I’m really having a tough time, because each piece works fine on its own, it is only when they are all put together that there are problems. There is no interaction between the threads other than a semaphore to restrict access to the com port.
The application is rather big, to my way of thinking (over 300K when all pieces are included). Is there an easy way to figure out if perhaps I’m using too much ram/rom/stack which might be causing the problem?
I tried using tx_thread_identify() and tx_thread_info_get() in my exception handler, and this indicated that the thread named “ace thread” was running, but I don’t know if that is because that thread handles the exceptions or if that is the thread that caused the exception. The tx_thread_identify indicates that if called in an interrupt handler it is the thread that was interrupted, but I don’t think an exception handler is quite the same as an interrupt handler.
this does not mean that the recv() routine has a bug in it. it could be that your code has a bug and writes to some memory parts which are not reserved for you, and then the NET+OS routines crash.
I didn’t necessarily mean it did, but if I could see what memory it was accessing, then perhaps I could see what I might be stomping on, if in fact I am.
I assume that your threads transfer their datas to each other. Do you use the same buffers for all the threads (for example a global structure) ? Or do you transfer the data between the threads by copy?
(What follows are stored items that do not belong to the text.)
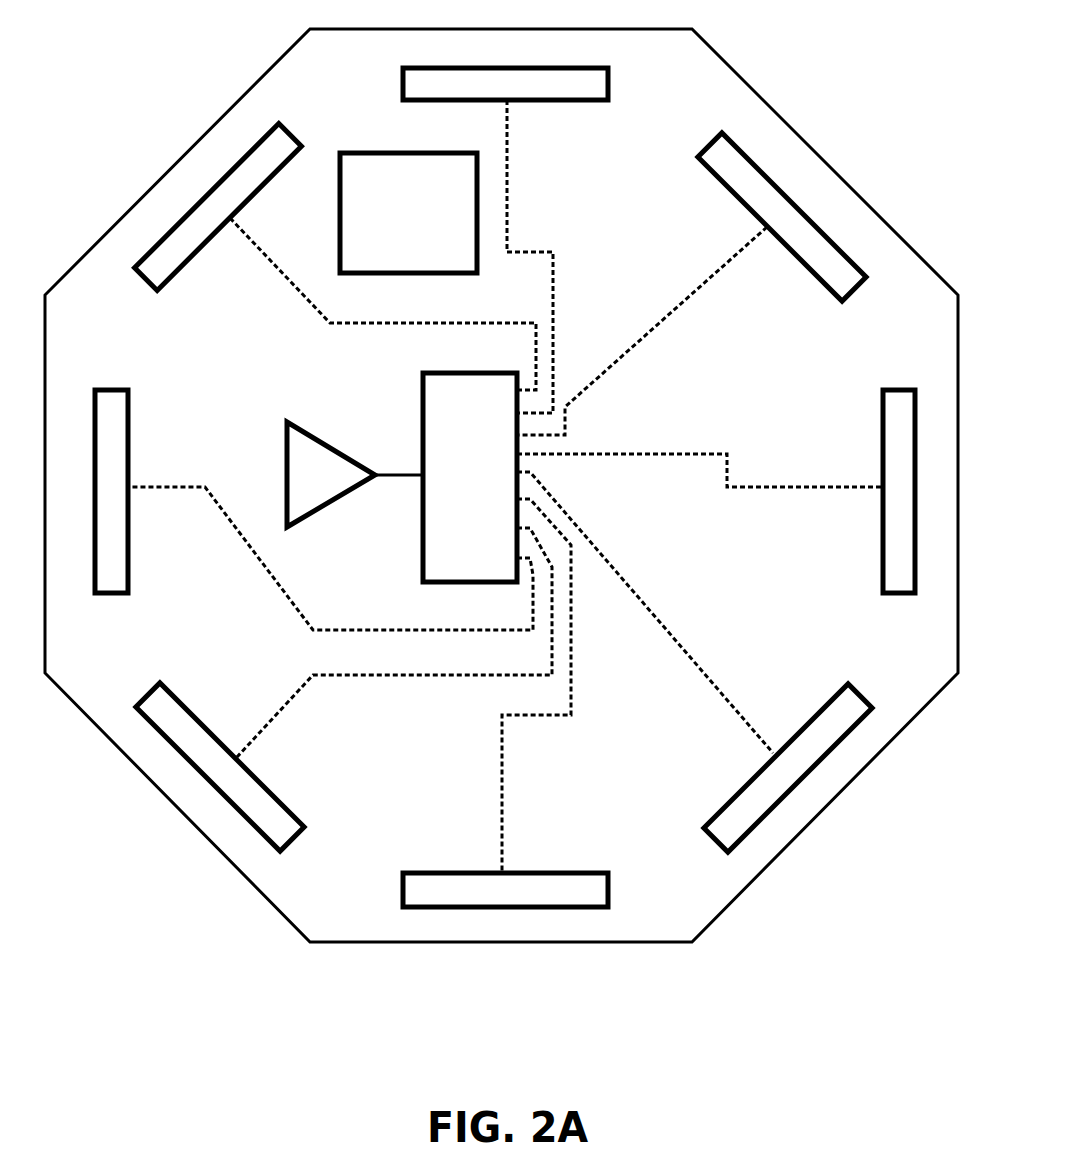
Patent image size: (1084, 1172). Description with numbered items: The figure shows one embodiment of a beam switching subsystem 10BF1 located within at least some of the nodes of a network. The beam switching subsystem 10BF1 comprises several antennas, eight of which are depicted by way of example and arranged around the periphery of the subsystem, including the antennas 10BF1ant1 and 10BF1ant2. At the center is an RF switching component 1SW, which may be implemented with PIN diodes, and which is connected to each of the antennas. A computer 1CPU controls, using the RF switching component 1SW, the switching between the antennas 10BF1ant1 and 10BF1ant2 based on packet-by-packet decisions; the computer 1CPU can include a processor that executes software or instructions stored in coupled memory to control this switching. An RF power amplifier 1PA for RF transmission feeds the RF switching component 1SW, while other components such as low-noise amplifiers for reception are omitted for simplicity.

The beam switching subsystem 10BF1 is at (313, 942).
The antenna 10BF1ant1 is at (883, 570).
The antenna 10BF1ant2 is at (705, 828).
The computer 1CPU is at (443, 232).
The RF switching component 1SW is at (503, 493).
The RF power amplifier 1PA is at (343, 487).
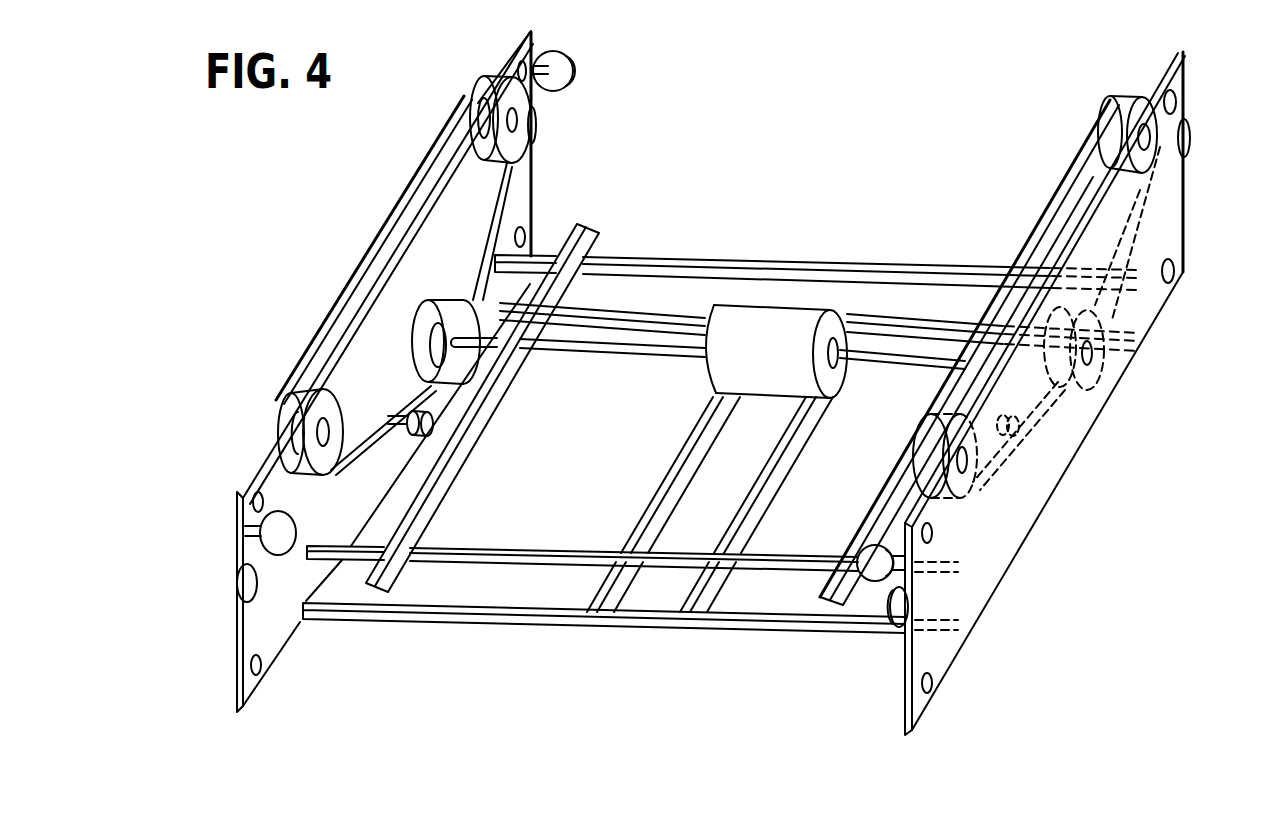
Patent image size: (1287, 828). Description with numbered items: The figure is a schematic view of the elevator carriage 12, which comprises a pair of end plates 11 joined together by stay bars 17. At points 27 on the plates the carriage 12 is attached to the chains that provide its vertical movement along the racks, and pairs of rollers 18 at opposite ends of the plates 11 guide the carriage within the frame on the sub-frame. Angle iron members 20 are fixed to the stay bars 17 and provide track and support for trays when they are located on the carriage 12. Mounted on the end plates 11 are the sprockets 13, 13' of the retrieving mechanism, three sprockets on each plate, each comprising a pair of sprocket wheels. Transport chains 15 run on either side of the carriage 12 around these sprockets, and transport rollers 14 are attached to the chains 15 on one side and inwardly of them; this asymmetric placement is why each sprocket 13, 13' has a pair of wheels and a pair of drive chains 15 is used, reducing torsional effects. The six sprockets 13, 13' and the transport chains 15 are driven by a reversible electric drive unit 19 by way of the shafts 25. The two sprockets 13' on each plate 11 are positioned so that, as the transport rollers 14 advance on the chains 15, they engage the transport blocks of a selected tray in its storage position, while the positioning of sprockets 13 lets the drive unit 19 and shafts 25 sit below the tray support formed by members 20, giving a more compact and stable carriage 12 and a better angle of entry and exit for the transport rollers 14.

The end plate 11 is at (711, 383).
The elevator carriage 12 is at (579, 660).
The sprocket 13 is at (782, 347).
The sprocket 13' is at (717, 292).
The transport roller 14 is at (410, 434).
The transport chain 15 is at (425, 165).
The stay bar 17 is at (643, 257).
The roller 18 is at (551, 91).
The reversible electric drive unit 19 is at (776, 351).
The angle iron member 20 is at (578, 218).
The shaft 25 is at (572, 345).
The attachment point 27 is at (1177, 101).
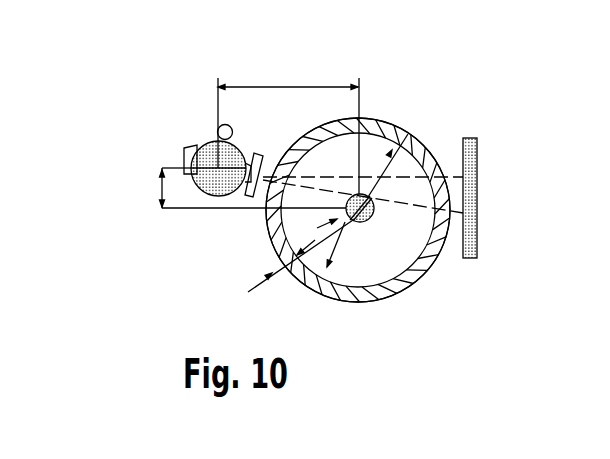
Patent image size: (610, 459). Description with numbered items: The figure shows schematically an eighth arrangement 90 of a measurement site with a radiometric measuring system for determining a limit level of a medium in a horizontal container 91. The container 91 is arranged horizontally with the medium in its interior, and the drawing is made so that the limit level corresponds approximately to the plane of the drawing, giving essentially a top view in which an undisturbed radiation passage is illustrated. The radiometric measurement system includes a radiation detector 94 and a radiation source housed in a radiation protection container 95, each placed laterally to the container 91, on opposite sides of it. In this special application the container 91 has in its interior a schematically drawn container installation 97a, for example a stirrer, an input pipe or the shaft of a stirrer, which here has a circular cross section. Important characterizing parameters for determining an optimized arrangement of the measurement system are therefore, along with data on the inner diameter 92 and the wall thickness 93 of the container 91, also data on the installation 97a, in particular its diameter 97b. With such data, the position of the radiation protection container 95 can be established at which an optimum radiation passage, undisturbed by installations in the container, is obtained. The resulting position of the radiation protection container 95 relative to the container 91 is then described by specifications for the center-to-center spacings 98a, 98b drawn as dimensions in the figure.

The eighth arrangement 90 is at (507, 95).
The horizontal container 91 is at (380, 292).
The inner diameter 92 is at (352, 222).
The wall thickness 93 is at (250, 290).
The radiation detector 94 is at (477, 192).
The radiation protection container 95 is at (205, 143).
The container installation 97a is at (372, 217).
The diameter 97b is at (386, 197).
The center-to-center spacing 98a is at (298, 87).
The center-to-center spacing 98b is at (162, 190).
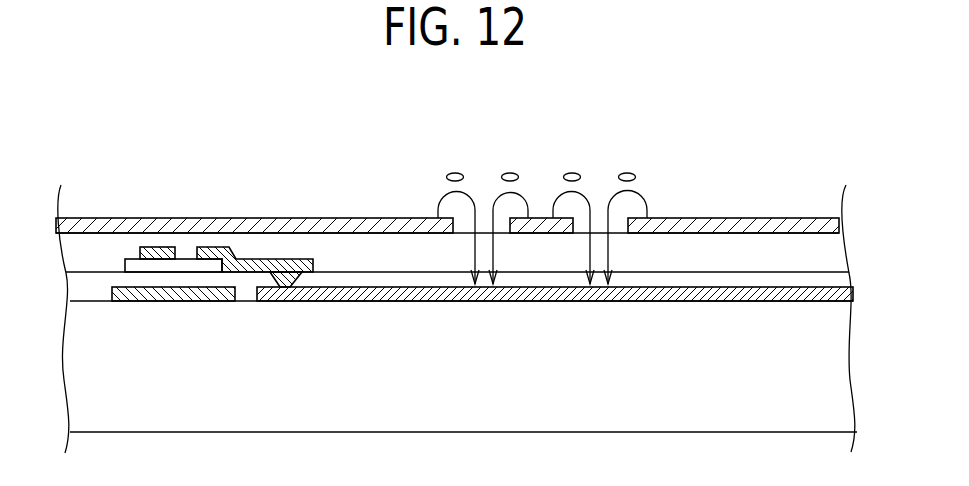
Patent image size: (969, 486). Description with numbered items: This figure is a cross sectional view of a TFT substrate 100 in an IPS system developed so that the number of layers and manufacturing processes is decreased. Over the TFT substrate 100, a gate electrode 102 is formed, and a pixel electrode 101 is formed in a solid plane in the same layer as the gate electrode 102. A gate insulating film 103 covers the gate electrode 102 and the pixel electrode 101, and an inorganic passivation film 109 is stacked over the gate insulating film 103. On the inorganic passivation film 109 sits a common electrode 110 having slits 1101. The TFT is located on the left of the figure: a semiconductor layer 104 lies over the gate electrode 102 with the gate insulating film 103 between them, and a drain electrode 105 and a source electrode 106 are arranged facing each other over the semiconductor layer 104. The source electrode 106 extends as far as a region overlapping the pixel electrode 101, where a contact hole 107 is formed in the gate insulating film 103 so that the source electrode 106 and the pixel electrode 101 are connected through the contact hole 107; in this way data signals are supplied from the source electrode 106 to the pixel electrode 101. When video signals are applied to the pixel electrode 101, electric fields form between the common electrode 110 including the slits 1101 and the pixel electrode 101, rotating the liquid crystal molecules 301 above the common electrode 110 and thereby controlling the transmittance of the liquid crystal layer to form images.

The TFT substrate 100 is at (793, 410).
The pixel electrode 101 is at (642, 289).
The gate electrode 102 is at (161, 290).
The gate insulating film 103 is at (90, 286).
The semiconductor layer 104 is at (187, 266).
The drain electrode 105 is at (158, 245).
The source electrode 106 is at (220, 245).
The contact hole 107 is at (288, 286).
The inorganic passivation film 109 is at (712, 250).
The common electrode 110 is at (313, 225).
The slits 1101 is at (482, 225).
The liquid crystal molecules 301 is at (448, 173).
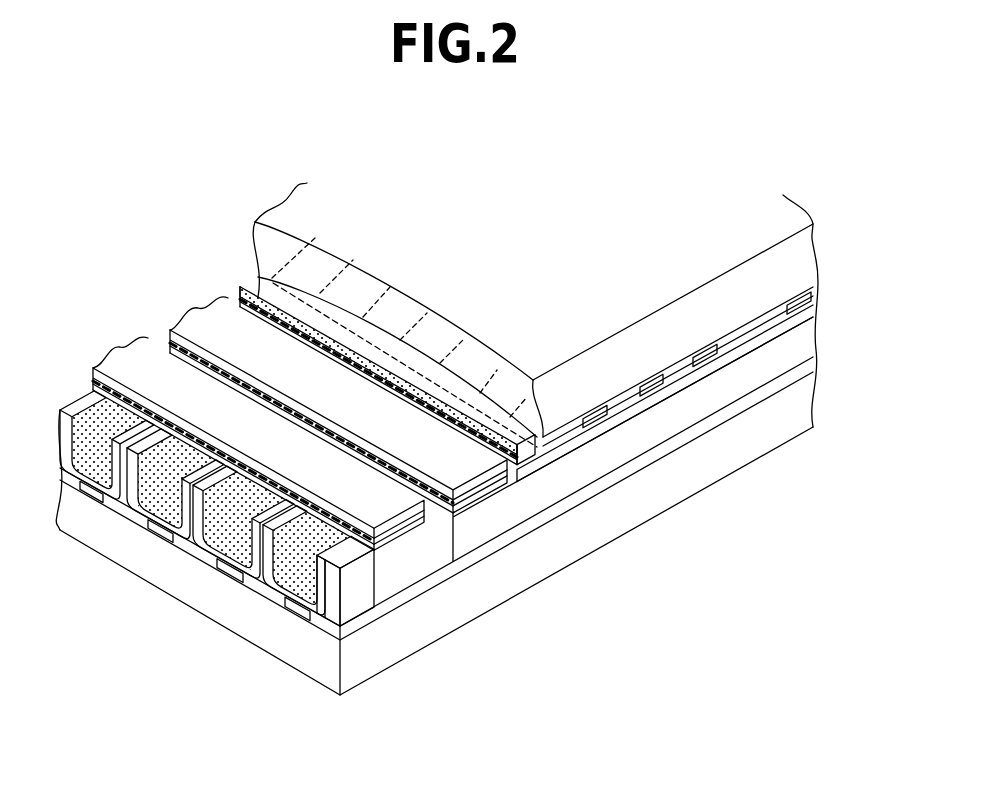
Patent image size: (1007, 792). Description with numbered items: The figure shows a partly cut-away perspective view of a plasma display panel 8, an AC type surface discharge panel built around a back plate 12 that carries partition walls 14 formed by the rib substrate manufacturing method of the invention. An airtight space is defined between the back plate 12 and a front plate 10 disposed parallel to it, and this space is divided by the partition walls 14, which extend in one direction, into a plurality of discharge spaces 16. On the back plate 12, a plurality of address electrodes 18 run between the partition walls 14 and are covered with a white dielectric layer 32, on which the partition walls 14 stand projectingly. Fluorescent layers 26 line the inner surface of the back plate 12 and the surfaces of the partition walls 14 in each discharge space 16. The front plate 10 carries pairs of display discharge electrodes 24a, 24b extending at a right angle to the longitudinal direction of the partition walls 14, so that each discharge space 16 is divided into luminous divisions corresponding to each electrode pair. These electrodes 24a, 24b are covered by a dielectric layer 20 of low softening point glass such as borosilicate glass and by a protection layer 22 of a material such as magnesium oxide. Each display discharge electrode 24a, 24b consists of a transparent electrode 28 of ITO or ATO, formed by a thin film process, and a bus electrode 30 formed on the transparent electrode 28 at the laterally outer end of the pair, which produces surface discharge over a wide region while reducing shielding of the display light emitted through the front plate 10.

The plasma display panel 8 is at (650, 152).
The front plate 10 is at (303, 190).
The back plate 12 is at (625, 522).
The partition walls 14 is at (155, 480).
The discharge spaces 16 is at (93, 421).
The address electrodes 18 is at (226, 572).
The dielectric layer 20 is at (814, 362).
The protection layer 22 is at (814, 326).
The display discharge electrode 24a is at (408, 538).
The display discharge electrode 24b is at (513, 499).
The fluorescent layers 26 is at (128, 508).
The transparent electrode 28 is at (472, 530).
The bus electrode 30 is at (400, 548).
The white dielectric layer 32 is at (326, 626).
I had your problem (exception handler) when I had several threads trying to read and write in the same buffers. I corrected this by using buffers copy.
I use common buffers, but with a semaphore to insure that only one thread uses them at a time. I do not transfer data with queues.
Since every process revolves around serial port access, and the serial port access was protected by a semaphore that meant each thread had to operate sequentially for the largest part, I simply removed the threading and call what was the meat of each service loop in the main thread. Only AWS and FTP remain in their own threads (which I have no choice about). After doing this, I am no longer crashing. Basically, I had a bunch of threads with a “while (1)” loop before, now I have one “while (1)” with a call to each piece of code that was in the old ones, and nothing else changed. Since the code had to operate that way anyway, it is probably better not to have the threads anyway. I worry that the AWS and FTP processes will cause the same sorts of crashes, but so far they haven’t.